Les coûts de l’artificialisation des sols n’en finissent plus d’exploser :

L’artificialisation des sols est tout sauf une lubie d’ « écolo-terroristes »..

Elle a de nombreux impacts qui s’amplifient avec le réchauffement :

> L’étalement urbain engendre des coûts de transports importants pour les périurbains, que le contribuable doit compenser avec des « chèques énergie », puisque les élus ont trop peur de voir se reproduire des émeutes de type « gilets jaunes » ou « bonnets rouges ».

Ainsi, les chèques distribués à tout va pour compenser les hausses de prix de l’énergie ont coûté plus cher au contribuable que les aides pour améliorer les performances énergétiques du bâtie existant.

Or, ce coût des transports va de toute façon exploser, les pays producteurs de pétrole ont atteint leur pic, et les pays émergents vont prendre une partie importante de la production restante.

Même avec des centrales nucléaires et des parcs éoliens supplémentaires, les experts pronostiquent des coûts de transports multipliés entre 2 et 10 d’ici à 2050.

> L’habitat individuel consomme beaucoup plus d’énergie que l’habitat collectif, à la construction comme au fonctionnement, notamment pour le chauffage. Les pays du nord de l’Europe l’on bien compris, la construction de lotissements est inexistante, les constructions nouvelles se font sur de l’habitat collectif confortable avec terrasse, très bas carbone, couplé à des espaces verts et parcs publics plus importants.
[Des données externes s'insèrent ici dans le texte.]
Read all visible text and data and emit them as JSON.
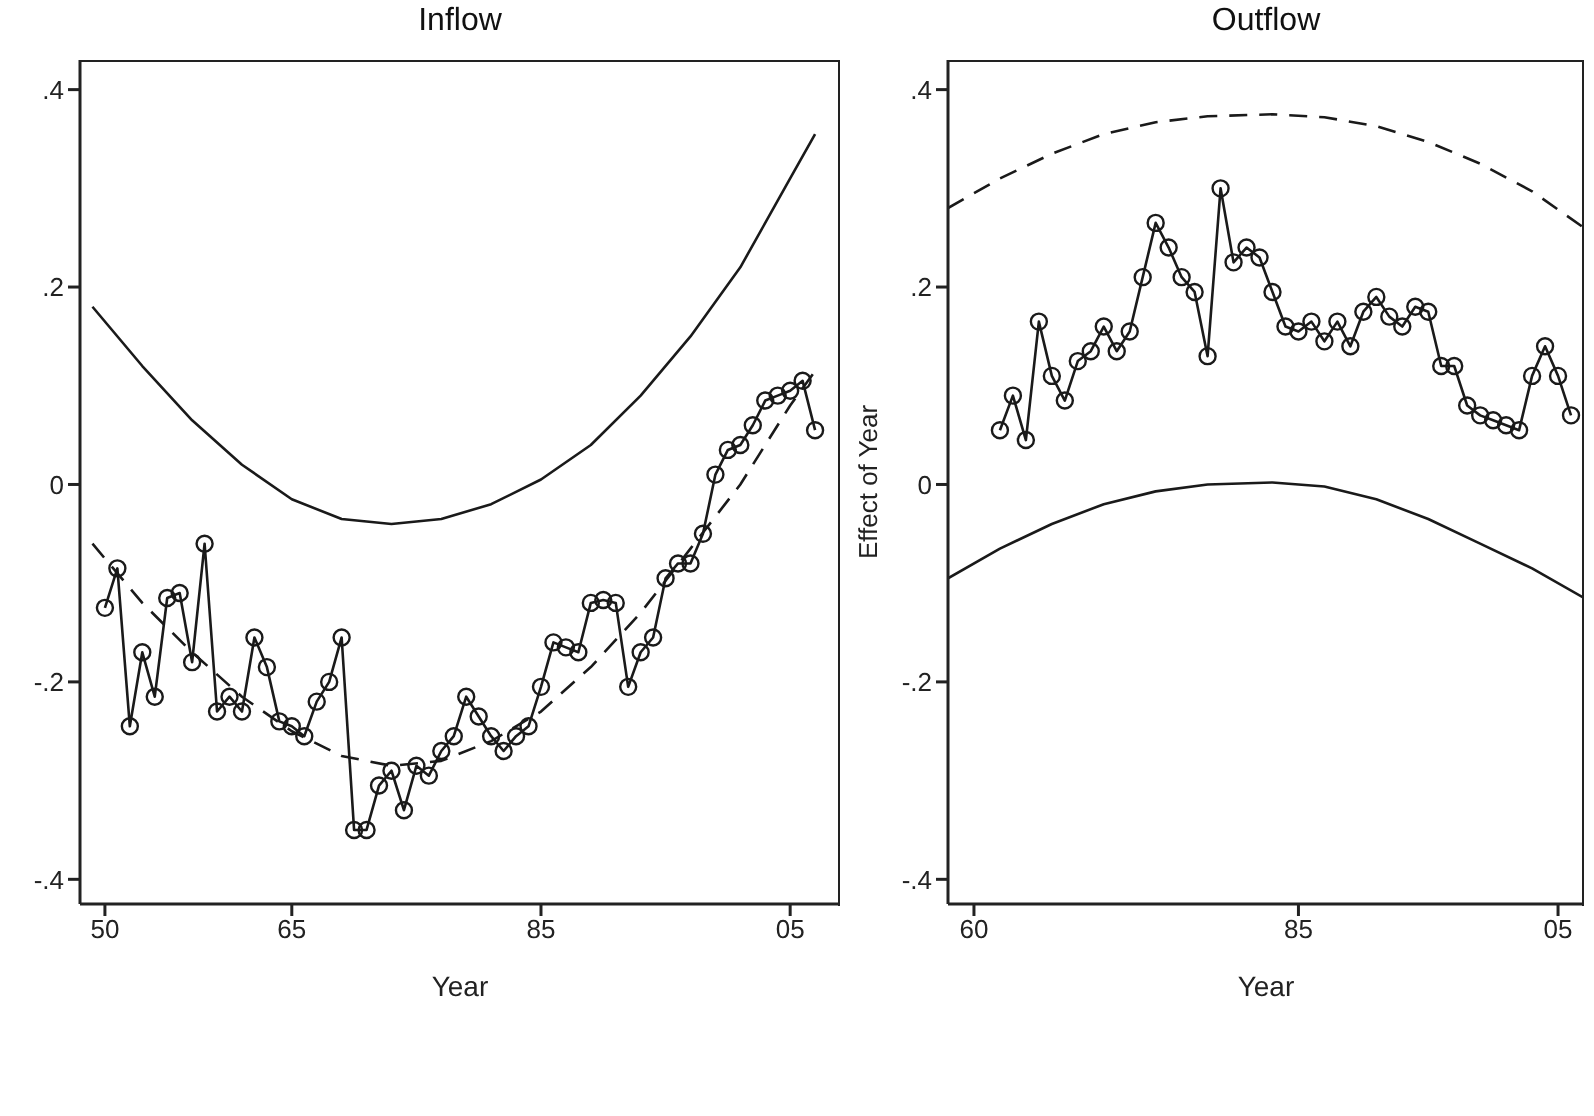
{
  "chart_data": [
    {
      "type": "line",
      "title": "Inflow",
      "xlabel": "Year",
      "xlim": [
        1948,
        2009
      ],
      "xticks": [
        {
          "value": 1950,
          "label": "50"
        },
        {
          "value": 1965,
          "label": "65"
        },
        {
          "value": 1985,
          "label": "85"
        },
        {
          "value": 2005,
          "label": "05"
        }
      ],
      "ylim": [
        -0.425,
        0.43
      ],
      "yticks": [
        {
          "value": -0.4,
          "label": "-.4"
        },
        {
          "value": -0.2,
          "label": "-.2"
        },
        0,
        {
          "value": 0.2,
          "label": ".2"
        },
        {
          "value": 0.4,
          "label": ".4"
        }
      ],
      "grid": false,
      "legend": false,
      "series": [
        {
          "color": "#1a1a1a",
          "marker": "circle",
          "line_style": "solid",
          "x": [
            1950,
            1951,
            1952,
            1953,
            1954,
            1955,
            1956,
            1957,
            1958,
            1959,
            1960,
            1961,
            1962,
            1963,
            1964,
            1965,
            1966,
            1967,
            1968,
            1969,
            1970,
            1971,
            1972,
            1973,
            1974,
            1975,
            1976,
            1977,
            1978,
            1979,
            1980,
            1981,
            1982,
            1983,
            1984,
            1985,
            1986,
            1987,
            1988,
            1989,
            1990,
            1991,
            1992,
            1993,
            1994,
            1995,
            1996,
            1997,
            1998,
            1999,
            2000,
            2001,
            2002,
            2003,
            2004,
            2005,
            2006,
            2007
          ],
          "values": [
            -0.125,
            -0.085,
            -0.245,
            -0.17,
            -0.215,
            -0.115,
            -0.11,
            -0.18,
            -0.06,
            -0.23,
            -0.215,
            -0.23,
            -0.155,
            -0.185,
            -0.24,
            -0.245,
            -0.255,
            -0.22,
            -0.2,
            -0.155,
            -0.35,
            -0.35,
            -0.305,
            -0.29,
            -0.33,
            -0.285,
            -0.295,
            -0.27,
            -0.255,
            -0.215,
            -0.235,
            -0.255,
            -0.27,
            -0.255,
            -0.245,
            -0.205,
            -0.16,
            -0.165,
            -0.17,
            -0.12,
            -0.117,
            -0.12,
            -0.205,
            -0.17,
            -0.155,
            -0.095,
            -0.08,
            -0.08,
            -0.05,
            0.01,
            0.035,
            0.04,
            0.06,
            0.085,
            0.09,
            0.095,
            0.105,
            0.055
          ]
        },
        {
          "color": "#1a1a1a",
          "marker": "none",
          "line_style": "solid",
          "x": [
            1949,
            1953,
            1957,
            1961,
            1965,
            1969,
            1973,
            1977,
            1981,
            1985,
            1989,
            1993,
            1997,
            2001,
            2005,
            2007
          ],
          "values": [
            0.18,
            0.12,
            0.065,
            0.02,
            -0.015,
            -0.035,
            -0.04,
            -0.035,
            -0.02,
            0.005,
            0.04,
            0.09,
            0.15,
            0.22,
            0.31,
            0.355
          ]
        },
        {
          "color": "#1a1a1a",
          "marker": "none",
          "line_style": "dashed",
          "x": [
            1949,
            1953,
            1957,
            1961,
            1965,
            1969,
            1973,
            1977,
            1981,
            1985,
            1989,
            1993,
            1997,
            2001,
            2005,
            2007
          ],
          "values": [
            -0.06,
            -0.12,
            -0.17,
            -0.215,
            -0.25,
            -0.275,
            -0.285,
            -0.28,
            -0.26,
            -0.23,
            -0.185,
            -0.13,
            -0.065,
            0.0,
            0.08,
            0.115
          ]
        }
      ]
    },
    {
      "type": "line",
      "title": "Outflow",
      "xlabel": "Year",
      "ylabel": "Effect of Year",
      "xlim": [
        1958,
        2007
      ],
      "xticks": [
        {
          "value": 1960,
          "label": "60"
        },
        {
          "value": 1985,
          "label": "85"
        },
        {
          "value": 2005,
          "label": "05"
        }
      ],
      "ylim": [
        -0.425,
        0.43
      ],
      "yticks": [
        {
          "value": -0.4,
          "label": "-.4"
        },
        {
          "value": -0.2,
          "label": "-.2"
        },
        0,
        {
          "value": 0.2,
          "label": ".2"
        },
        {
          "value": 0.4,
          "label": ".4"
        }
      ],
      "grid": false,
      "legend": false,
      "series": [
        {
          "color": "#1a1a1a",
          "marker": "circle",
          "line_style": "solid",
          "x": [
            1962,
            1963,
            1964,
            1965,
            1966,
            1967,
            1968,
            1969,
            1970,
            1971,
            1972,
            1973,
            1974,
            1975,
            1976,
            1977,
            1978,
            1979,
            1980,
            1981,
            1982,
            1983,
            1984,
            1985,
            1986,
            1987,
            1988,
            1989,
            1990,
            1991,
            1992,
            1993,
            1994,
            1995,
            1996,
            1997,
            1998,
            1999,
            2000,
            2001,
            2002,
            2003,
            2004,
            2005,
            2006
          ],
          "values": [
            0.055,
            0.09,
            0.045,
            0.165,
            0.11,
            0.085,
            0.125,
            0.135,
            0.16,
            0.135,
            0.155,
            0.21,
            0.265,
            0.24,
            0.21,
            0.195,
            0.13,
            0.3,
            0.225,
            0.24,
            0.23,
            0.195,
            0.16,
            0.155,
            0.165,
            0.145,
            0.165,
            0.14,
            0.175,
            0.19,
            0.17,
            0.16,
            0.18,
            0.175,
            0.12,
            0.12,
            0.08,
            0.07,
            0.065,
            0.06,
            0.055,
            0.11,
            0.14,
            0.11,
            0.07
          ]
        },
        {
          "color": "#1a1a1a",
          "marker": "none",
          "line_style": "dashed",
          "x": [
            1958,
            1962,
            1966,
            1970,
            1974,
            1978,
            1983,
            1987,
            1991,
            1995,
            1999,
            2003,
            2007
          ],
          "values": [
            0.28,
            0.31,
            0.335,
            0.355,
            0.367,
            0.373,
            0.375,
            0.372,
            0.363,
            0.347,
            0.325,
            0.297,
            0.26
          ]
        },
        {
          "color": "#1a1a1a",
          "marker": "none",
          "line_style": "solid",
          "x": [
            1958,
            1962,
            1966,
            1970,
            1974,
            1978,
            1983,
            1987,
            1991,
            1995,
            1999,
            2003,
            2007
          ],
          "values": [
            -0.095,
            -0.065,
            -0.04,
            -0.02,
            -0.007,
            0.0,
            0.002,
            -0.002,
            -0.015,
            -0.035,
            -0.06,
            -0.085,
            -0.115
          ]
        }
      ]
    }
  ]
}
> L’étalement urbain engendre des surcoûts d’infrastructure pour les collectivités :

Les collectivités viennent de dépenser 5 millions pour élargir les ronds point de Pizançon, on prévoit encore 50 millions pour refaire un pont automobile entre Romans et Châteauneuf-sur-Isère : avec ça les collectivités aurez pu rénover l’hyper-centre de Romans qui tombe en ruine, où les commerces manquent de clients, ou bien greffer des balcons aux immeubles existant pour permettre aux habitants d’avoir des extérieurs confortables, relier Bourg de Péage à Romans avec une passerelle piéton et vélo pour changer des trottoirs de 50 cm de large, ou bien même construire 3 gymnases Vercors supplémentaires ou encore 10 Cités de la Musique…

Sur le pont neuf, des trottoirs étroits que se partagent cyclistes et piétons au milieu d’une circulation automobile dense et dangereuse

Mais comme on ne peut pas avoir fromage et dessert, les habitants devront se contenter des ronds points moches et des bouchons qui vont avec.

> L’artificialisation des sols assèche les nappes phréatiques

L’eau de pluie s’écoule directement dans les canalisation pour finir dans l’Isère, au lieu d’alimenter les nappes, et c’est de l’eau perdue pour l’été alors que l’agglomération était en alerte préfectorale sécheresse dès le mois de mars en cette année 2023 !

Construction de nouvelles zones commerciales à Pizançon, juste au dessus de l’Isère, les surfaces commerciales existantes dans l’agglomération étant déjà par habitant parmi les plus élevées de France.

> L’artificialisation des sols menace la souveraineté alimentaire, d’ici et d’ailleurs, puisque de nombreuses régions du globe inhospitalières vont dépendre de plus en plus de l’aide alimentaire, sans quoi elles généreront des flux migratoires.

De plus, avec l’explosion des prix des intrants agricoles, (eux aussi liés au prix des carburants), les agriculteurs vont avoir besoin de davantage de terre pour réduire la facture tout en maintenant la production. L’UE a d’ailleurs décidée de remettre en culture des terres en jachère.

Le moment est mal choisi de les détruire, surtout celles se trouvant à proximité des rivières, plus riches et plus facile à irriguer.